Horezu Monastery

Located in Valcea County in central-south Romania, at the foot of Capatanii Mountains, some 90 km east of Curtea de Arges, the Horezu Monastery is considered to be one of the most representative Medieval Orthodox places of worship in Romania. The Horezu Monastery is frequently visited by numerous visitors and pilgrims, especially during Easter holidays. Since 1993, the Horezu Monastery is the UNESCO heritage site. The village which housed the Horezu Monastery was in possession of the Brâncoveni – Brancoveanu Family even before Constantine Brancoveanu ascended the throne and it is still the largest monastic foundation in Romania.

The Horezu Monastery was established in 1690 by the Serbian prince Constantine Brancovan – Konstantin Brankovich, at that time the ruler of Wallachia /ruled 1688 – 1714/. Constantine Brankovic was descendant of the Craiovesti /later Brancovian family/ and Basarab boyars. Constantine grew up in the Cantacusen family, actually was brought up according to the Orthodox life principles by his uncle Constantine Cantacusen, who was the wine server on the court of the prince Șerban Cantacuzino. From 1688 until 1714 Constantine Brankovich ruled the Wallachia, which was the vassal state of the Ottoman Empire. Constantine Brankovic highly supported the Eastern Orthodox Christianity and fought the infidels. Constantine and his wife Marica had 11 children, and started construction of this wonderful shrine with the aim to make it their burial church. Unfortunately, in 1714 Constantine Brankovic and his family were all brutally beheaded in Constantinople, the capital of Eastern Christianity of that time. Prior the execution of the Brankovich family by the order of Sultan Ahmed III, all their rich possessions were taken away because of  their refusal to convert to Islam. This brutal end of the Brankovich family was observed by the representatives of  Austria, Russia, France and England and made the Brankovic family holy martyrs of the Orthodox church. Brankovic Family members as donors are depicted in the exonarthex of the Horezu Monastery church dressed in wonderfully rich and ornate costumes, holding the model of the church in their hands.

The entire Horezu monastic complex covers more than 3 hectares and includes the beautiful white monastery church, fully surrounded with flowers and greenery, The Horezu Monastery church is dedicated to the Holy Great Emperors Constantine and Helen and is 32 meters long and 14 metes high. Horezu Monastery Church was built between 1693 and 1697, and is considered the replica of the beautiful Cathedral church in Curtea de Arges. The interior paintings of the Horezu Monastery present numerous scenes from the Old and New Testament, moments from the dedication of the monastery and figures of Holy Saints Constantine and his mother Helena, who were always greatly popular among believers, and the Last Judgement.

The entrance to the Horezu Monastery complex features a wide vault, with a massive, wooden gate. In the belfry tower there are four bells, weighing between 300 and 1000 kilos. The name of Brankovich ruler is written on three bells. Besides the Hurezu monastery church, the complex includes the the Bolnitei church, founded in 1696 by Marica – the wife of Constantine Brankovich, and painted by Preda Nicolae and Ianache. Some 50 meters to the north, there is the Holy Apostles Hermitage, founded by the great archimandrite Ioan in 1698 and painted by painters Iosif and Ioan in 1700. Also there is the Saint Stephan Hermitage, named after the ruler’s oldest son Stefan, built in 1703 and painted by painters Ianache, Istrate and Harinte.

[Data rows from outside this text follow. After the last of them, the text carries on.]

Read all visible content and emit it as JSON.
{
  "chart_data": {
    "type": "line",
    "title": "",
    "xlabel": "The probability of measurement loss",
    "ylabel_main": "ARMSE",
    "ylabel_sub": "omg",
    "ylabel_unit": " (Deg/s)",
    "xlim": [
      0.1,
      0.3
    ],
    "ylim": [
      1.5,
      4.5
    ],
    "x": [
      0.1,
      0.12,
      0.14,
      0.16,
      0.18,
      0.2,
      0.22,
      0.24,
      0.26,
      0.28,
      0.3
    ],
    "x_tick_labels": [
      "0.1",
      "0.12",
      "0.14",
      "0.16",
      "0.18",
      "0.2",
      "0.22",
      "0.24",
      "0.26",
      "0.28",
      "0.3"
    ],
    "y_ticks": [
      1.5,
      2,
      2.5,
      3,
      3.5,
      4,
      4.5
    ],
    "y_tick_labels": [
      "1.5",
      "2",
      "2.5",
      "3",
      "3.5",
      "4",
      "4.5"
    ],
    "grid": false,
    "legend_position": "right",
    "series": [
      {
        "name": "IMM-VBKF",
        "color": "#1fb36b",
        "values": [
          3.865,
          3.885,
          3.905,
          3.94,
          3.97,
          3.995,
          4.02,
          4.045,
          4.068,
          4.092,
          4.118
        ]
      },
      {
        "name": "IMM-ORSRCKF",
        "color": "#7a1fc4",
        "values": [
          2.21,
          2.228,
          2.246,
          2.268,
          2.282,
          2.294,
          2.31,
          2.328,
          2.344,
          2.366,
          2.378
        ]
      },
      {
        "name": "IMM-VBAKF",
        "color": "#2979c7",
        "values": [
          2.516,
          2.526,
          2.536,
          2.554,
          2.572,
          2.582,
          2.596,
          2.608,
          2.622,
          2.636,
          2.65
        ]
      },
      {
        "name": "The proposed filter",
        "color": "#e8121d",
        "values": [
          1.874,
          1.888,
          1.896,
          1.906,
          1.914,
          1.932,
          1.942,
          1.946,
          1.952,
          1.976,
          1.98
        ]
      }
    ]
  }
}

The name of the Hurezu monastery comes from “huhurezi” (eagle owls), a species of night birds with colored plumage. According to the legend, the workers hired to build the church, out of the Turks fear, were forced to work only by night when the huhurezi – eagle owls were singing.

Towards the end of the 17th century, the Horezu Monastery sheltered a sculpture and painting school. At the end of the 17th century the Horezu iconostasis which comprised the icon was part of a complex restoration programme. This included both building new religious establishments and restoring earlier ones. Icons newly painted by master Athanasius include that of the Holy Great Emperors Constantine and Helena. The icon shows both of saints dressed in lavishly decorated costumes made of gold-like fabrics, against a rich gilded background. Like earlier predecessors, Constantine Brankovich’s attempts to shake off the Ottoman rule relied heavily on both Church, an institution of paramount importance in governing Walachia, and the Orthodox faith, a stronghold of (national) identity. Thus his strategy looked well beyond the borders of Walachia.

Originally the Horezu Monastery was monastic shrine, and since 1872 it is nunnery. Nowadays nuns of the Horezu Monastery practice Medieval painting (mostly of icons), sculpture, embroidery and weaving while maintaining and continuing the local tradition and rich heritage.

Visitors interested in staying in the Horezu Monastery may ask for blessing to stay overnight in one of the monastic cells receiving visitors – 20 rooms with one or two beds, and three rooms with four beds in the attic.